Ainsi, vous pouvez constater que l'action de l'Union européenne est multiforme. A partir de ces acquis, nous sommes conscients de la nécessité de donner une plus grande visibilité et une meilleure cohérence à sa politique.
Deux initiatives me semblent à cet égard dignes d'intérêt :
- La Méditerranée, incluant évidemment le processus de paix, figure parmi les enjeux retenus en priorité par le Conseil européen de Vienne, en décembre 1998, pour mettre au point une stratégie commune au titre de la PESC. Décidée à l'unanimité par le Conseil européen, elle devra fixer des objectifs et des moyens que l'Union et ses Etats membres s'assigneront sur une période donnée, sur les bases des acquis que je viens de vous présenter. Il s'agit là, me semble-t-il, d'un travail prioritaire auquel pourraient s'atteler en l'an 2000 les Présidences portugaises et françaises.
- la nomination de M. Solana est également porteuse d'espoir. L'envoyé spécial pour le processus de paix que l'Union européenne avait désigné en 1996, M. Angel Moratinos, a su progressivement trouver sa place grâce à sa bonne connaissance des acteurs et de la région. Il a en quelque sorte préfiguré le rôle de M. PESC.
Au delà de ces initiatives, je suis convaincu que l'Union européenne peut aussi faire valoir un apport que j'appellerai conceptuel, au processus de paix.

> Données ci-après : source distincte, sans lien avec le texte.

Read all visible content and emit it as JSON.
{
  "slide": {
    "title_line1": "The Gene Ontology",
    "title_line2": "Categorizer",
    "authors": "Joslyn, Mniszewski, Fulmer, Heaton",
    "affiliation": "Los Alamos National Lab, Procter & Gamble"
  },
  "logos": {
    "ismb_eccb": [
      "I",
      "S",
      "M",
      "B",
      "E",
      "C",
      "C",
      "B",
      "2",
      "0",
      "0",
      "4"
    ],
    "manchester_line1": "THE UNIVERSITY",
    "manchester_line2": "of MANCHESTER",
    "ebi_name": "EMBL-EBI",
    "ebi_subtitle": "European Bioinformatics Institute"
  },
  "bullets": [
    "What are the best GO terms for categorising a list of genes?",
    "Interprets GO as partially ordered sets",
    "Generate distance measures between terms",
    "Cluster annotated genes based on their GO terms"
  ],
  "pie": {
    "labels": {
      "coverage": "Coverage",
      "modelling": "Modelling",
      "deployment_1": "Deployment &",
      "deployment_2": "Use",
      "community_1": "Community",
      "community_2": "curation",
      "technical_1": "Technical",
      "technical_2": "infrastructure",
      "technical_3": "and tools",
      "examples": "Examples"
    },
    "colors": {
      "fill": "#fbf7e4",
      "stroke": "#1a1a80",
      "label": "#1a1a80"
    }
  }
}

Nous avons réussi à bâtir un modèle unique d'organisation régionale, sans équivalent dans le monde. Toutes choses égales par ailleurs, il pourrait inspirer, une fois que les conditions politiques seront réunies, les artisans de la paix au Proche-Orient. Mon idée n'est pas de plaquer nos mécanismes sur une réalité régionale différente. Mais l'expérience européenne est riche d'enseignements. La méthode "Monnet", privilégiant une approche graduelle d'intégration commençant par le domaine économique, est pertinente. Et les points d'application ne manqueraient pas, par exemple, pour réaliser de grands projets d'infrastructures structurant à l'échelle de la région.

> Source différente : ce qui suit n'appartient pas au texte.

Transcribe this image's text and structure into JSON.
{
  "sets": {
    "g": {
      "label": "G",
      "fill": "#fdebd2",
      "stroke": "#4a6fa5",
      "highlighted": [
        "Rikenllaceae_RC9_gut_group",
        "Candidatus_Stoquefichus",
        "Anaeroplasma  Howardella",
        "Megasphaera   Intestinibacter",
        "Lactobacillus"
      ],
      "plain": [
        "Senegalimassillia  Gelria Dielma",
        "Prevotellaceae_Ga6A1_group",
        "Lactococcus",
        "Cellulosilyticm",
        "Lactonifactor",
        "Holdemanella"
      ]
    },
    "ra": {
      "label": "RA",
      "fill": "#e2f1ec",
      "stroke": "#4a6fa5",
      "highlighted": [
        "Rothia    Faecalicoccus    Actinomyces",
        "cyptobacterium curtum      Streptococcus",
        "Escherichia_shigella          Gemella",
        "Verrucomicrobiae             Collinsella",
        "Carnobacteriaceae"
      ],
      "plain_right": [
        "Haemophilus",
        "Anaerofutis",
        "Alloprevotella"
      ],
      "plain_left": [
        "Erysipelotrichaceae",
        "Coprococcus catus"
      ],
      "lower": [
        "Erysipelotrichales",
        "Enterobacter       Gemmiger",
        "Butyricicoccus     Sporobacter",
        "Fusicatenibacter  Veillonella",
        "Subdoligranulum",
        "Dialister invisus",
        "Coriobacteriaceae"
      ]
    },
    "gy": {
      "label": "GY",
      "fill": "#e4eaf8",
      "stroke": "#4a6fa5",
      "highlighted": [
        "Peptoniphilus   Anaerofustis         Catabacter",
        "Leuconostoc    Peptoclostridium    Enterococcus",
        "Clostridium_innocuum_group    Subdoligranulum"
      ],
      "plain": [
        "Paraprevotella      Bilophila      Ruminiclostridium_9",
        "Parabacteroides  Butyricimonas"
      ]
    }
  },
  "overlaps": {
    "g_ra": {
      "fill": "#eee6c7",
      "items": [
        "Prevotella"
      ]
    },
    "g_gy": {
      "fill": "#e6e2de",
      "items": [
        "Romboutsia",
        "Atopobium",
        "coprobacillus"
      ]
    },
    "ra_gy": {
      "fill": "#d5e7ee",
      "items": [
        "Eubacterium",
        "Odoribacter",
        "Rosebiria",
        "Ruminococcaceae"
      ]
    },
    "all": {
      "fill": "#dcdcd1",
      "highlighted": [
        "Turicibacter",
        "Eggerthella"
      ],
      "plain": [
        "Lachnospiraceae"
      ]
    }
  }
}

Ce n'est pas rêver que de s'inspirer des termes célèbres de la déclaration de Robert Schuman, le 9 mai 1950, appelant à nouer entre la France et l'Allemagne, une solidarité de production de charbon et d'acier pour rendre toute guerre "non seulement impensable mais matériellement impossible".
Avant de répondre à vos questions, je voudrais, en guise de conclusion, pour faire part d'une réflexion plus personnelle.

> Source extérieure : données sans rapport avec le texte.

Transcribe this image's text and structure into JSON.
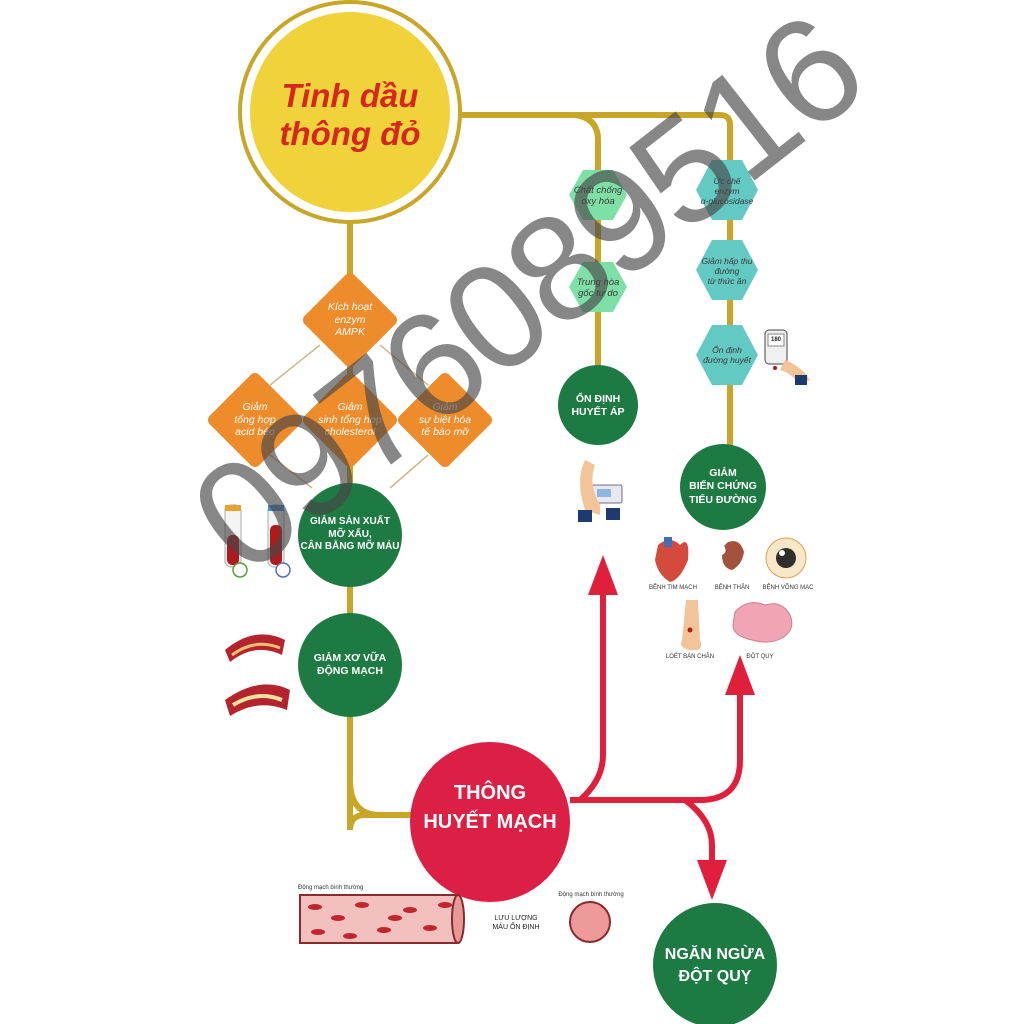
{
  "title": {
    "line1": "Tinh dầu",
    "line2": "thông đỏ"
  },
  "ampk": {
    "line1": "Kích hoạt",
    "line2": "enzym",
    "line3": "AMPK"
  },
  "reduce_acid": {
    "line1": "Giảm",
    "line2": "tổng hợp",
    "line3": "acid béo"
  },
  "reduce_chol": {
    "line1": "Giảm",
    "line2": "sinh tổng hợp",
    "line3": "cholesterol"
  },
  "reduce_fat": {
    "line1": "Giảm",
    "line2": "sự biệt hóa",
    "line3": "tế bào mỡ"
  },
  "fat_balance": {
    "line1": "GIẢM SẢN XUẤT",
    "line2": "MỠ XẤU,",
    "line3": "CÂN BẰNG MỠ MÁU"
  },
  "atherosclerosis": {
    "line1": "GIẢM XƠ VỮA",
    "line2": "ĐỘNG MẠCH"
  },
  "circulation": {
    "line1": "THÔNG",
    "line2": "HUYẾT MẠCH"
  },
  "stroke": {
    "line1": "NGĂN NGỪA",
    "line2": "ĐỘT QUỴ"
  },
  "antioxidant": {
    "line1": "Chất chống",
    "line2": "oxy hóa"
  },
  "free_radical": {
    "line1": "Trung hòa",
    "line2": "gốc tự do"
  },
  "blood_pressure": {
    "line1": "ỔN ĐỊNH",
    "line2": "HUYẾT ÁP"
  },
  "enzyme": {
    "line1": "Ức chế",
    "line2": "enzym",
    "line3": "α-glucosidase"
  },
  "absorb": {
    "line1": "Giảm hấp thu",
    "line2": "đường",
    "line3": "từ thức ăn"
  },
  "blood_sugar": {
    "line1": "Ổn định",
    "line2": "đường huyết"
  },
  "diabetes": {
    "line1": "GIẢM",
    "line2": "BIẾN CHỨNG",
    "line3": "TIỂU ĐƯỜNG"
  },
  "complications": {
    "heart": "BỆNH TIM MẠCH",
    "kidney": "BỆNH THẬN",
    "retina": "BỆNH VÕNG MẠC",
    "foot": "LOÉT BÀN CHÂN",
    "brain": "ĐỘT QUỴ"
  },
  "vessel": {
    "normal_label": "Động mạch bình thường",
    "normal_label2": "Động mạch bình thường",
    "flow_line1": "LƯU LƯỢNG",
    "flow_line2": "MÁU ỔN ĐỊNH"
  },
  "meter_reading": "180",
  "watermark": "0976089516",
  "colors": {
    "gold": "#c8a728",
    "orange": "#ee8b2a",
    "green": "#1e7a43",
    "red": "#e01f3d",
    "teal": "#63c9c3",
    "mint": "#7fe0a7"
  }
}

Une véritable politique européenne, c'est d'abord une vision de l'Europe fondée sur des valeurs. Au fil des ans, la question avait été reléguée au second plan derrière les préoccupations premières liées à l'intégration économique avec le marché unique et l'euro. Aujourd'hui, la chute du mur a ouvert l'espace européen. Un certain sentiment de finitude de l'entreprise européenne émerge, en même temps qu'il reste à satisfaire les ambitions de l'Europe politique et les exigences d'une Europe citoyenne. Pour toutes ces raisons, les interrogations relatives au sens du projet européen reviennent au premier plan.
Comment nous situer dans ce contexte ? Etant un responsable politique, je sais ce que signifie la notion d'élu. L'élection implique d'abord des responsabilités et des devoirs. L'Alliance Israélite Universelle en est l'incarnation militante. Elle est ainsi fidèle à Emmanuel Lévinas, un de ses illustres membres, qui, évoquant la tradition judéo-chrétienne à la source de l'Europe, y voyait fondamentalement l'affirmation d'un "lien primordial de responsabilité pour l'autre". C'est pourquoi, il est plus important que jamais que l'Alliance continue à s'impliquer dans ce qui est fondamentalement un combat pour des valeurs.